Sur le site de la Ville, on trouvera une mention rapide de la campagne (mais pas de visuel publié en ligne, ni d’artiste crédité pour la réalisation des illustrations) avant le détail des actions mises en place pour la renforcer.

Sans réponse de la Ville, interpellée plusieurs fois sur les réseaux sociaux, force est de constater que tous les indices tendent vers une génération de ces visuels par un logiciel d’Intelligence Artificielle. L’esthétique lisse et beige des personnages humains, la très grande similitude avec le style dit « Disney‐Pixar » qui est souvent utilisé comme référence dans les prompts pour la génération d’image, et la ressemblance indéniable avec beaucoup d’images générées par IA ces derniers mois. À noter que ce ne serait pas la première fois que Lille génère ou partage des visuels créés avec l’aide d’une IA, comme en mars à l’occasion du festival SeriesMania.
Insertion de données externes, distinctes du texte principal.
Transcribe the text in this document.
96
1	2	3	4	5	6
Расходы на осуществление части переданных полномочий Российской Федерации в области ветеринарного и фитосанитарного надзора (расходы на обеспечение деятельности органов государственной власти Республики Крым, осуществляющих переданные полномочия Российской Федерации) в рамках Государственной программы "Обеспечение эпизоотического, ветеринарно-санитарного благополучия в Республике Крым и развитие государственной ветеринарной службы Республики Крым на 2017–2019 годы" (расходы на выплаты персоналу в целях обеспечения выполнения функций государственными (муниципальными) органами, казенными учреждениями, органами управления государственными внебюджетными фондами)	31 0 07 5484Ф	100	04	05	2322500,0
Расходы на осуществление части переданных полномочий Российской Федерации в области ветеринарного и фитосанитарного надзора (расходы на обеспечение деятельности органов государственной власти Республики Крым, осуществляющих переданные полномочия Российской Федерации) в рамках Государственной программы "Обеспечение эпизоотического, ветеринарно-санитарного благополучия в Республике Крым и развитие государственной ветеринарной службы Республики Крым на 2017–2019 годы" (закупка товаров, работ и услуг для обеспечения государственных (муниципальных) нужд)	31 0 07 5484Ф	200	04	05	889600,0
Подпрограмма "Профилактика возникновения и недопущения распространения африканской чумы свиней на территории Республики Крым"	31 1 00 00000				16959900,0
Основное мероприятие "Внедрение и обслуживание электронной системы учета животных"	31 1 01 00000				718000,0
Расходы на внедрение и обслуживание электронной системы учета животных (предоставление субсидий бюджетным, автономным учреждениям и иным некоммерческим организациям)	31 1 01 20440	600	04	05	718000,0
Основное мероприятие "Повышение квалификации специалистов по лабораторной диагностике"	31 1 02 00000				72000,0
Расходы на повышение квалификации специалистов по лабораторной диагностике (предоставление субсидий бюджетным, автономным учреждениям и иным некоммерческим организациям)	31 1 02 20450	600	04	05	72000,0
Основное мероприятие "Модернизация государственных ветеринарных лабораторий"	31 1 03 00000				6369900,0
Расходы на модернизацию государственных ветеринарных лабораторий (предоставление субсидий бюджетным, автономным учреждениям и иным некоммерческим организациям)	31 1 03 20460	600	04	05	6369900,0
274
Nous, artistes lillois·es, sommes alarmé·es par l’utilisation d’une technologie aussi questionnable que l’IA génératrice pour la communication de la Ville de Lille.

D’abord d’un point de vue écologique : nous saluons les efforts de la municipalité pour verdir la ville, la rendre plus agréable à vivre l’été, et dotée d’infrastructures plus vertueuses pour la planète. Mais à quoi cela rime‐t‐il, si en parallèle, pour sa communication, elle participe au gaspillage de milliards de litres d’eau, à la génération de centaines de tonnes de CO2, participant ainsi activement au dérèglement climatique ?

Puis d’un point de vue artistique et humain : d’abord le fait que les IA génératives sont nourries du vol en masse d’œuvres pré‐existantes, bafouant au passage toutes les lois qui régissent la propriété intellectuelle en France. Il nous semble pour le moins douteux d’en faire l’usage et ainsi de sanctionner le pillage généralisé des idées, des réalisations et des sensibilités d’autres artistes. Mais surtout, Lille a la chance d’être la maison de centaines d’illustrateurices talentueux·ses, dont les métiers sont d’ores et déjà mis en péril par la massification de l’usage de l’IA. Comme le rappelle la tribune des artistes montpelliérains contre l’usage de l’IA par la ville, il faut rappeler que les marchés publics représentent des revenus non‐négligeables pour les artistes.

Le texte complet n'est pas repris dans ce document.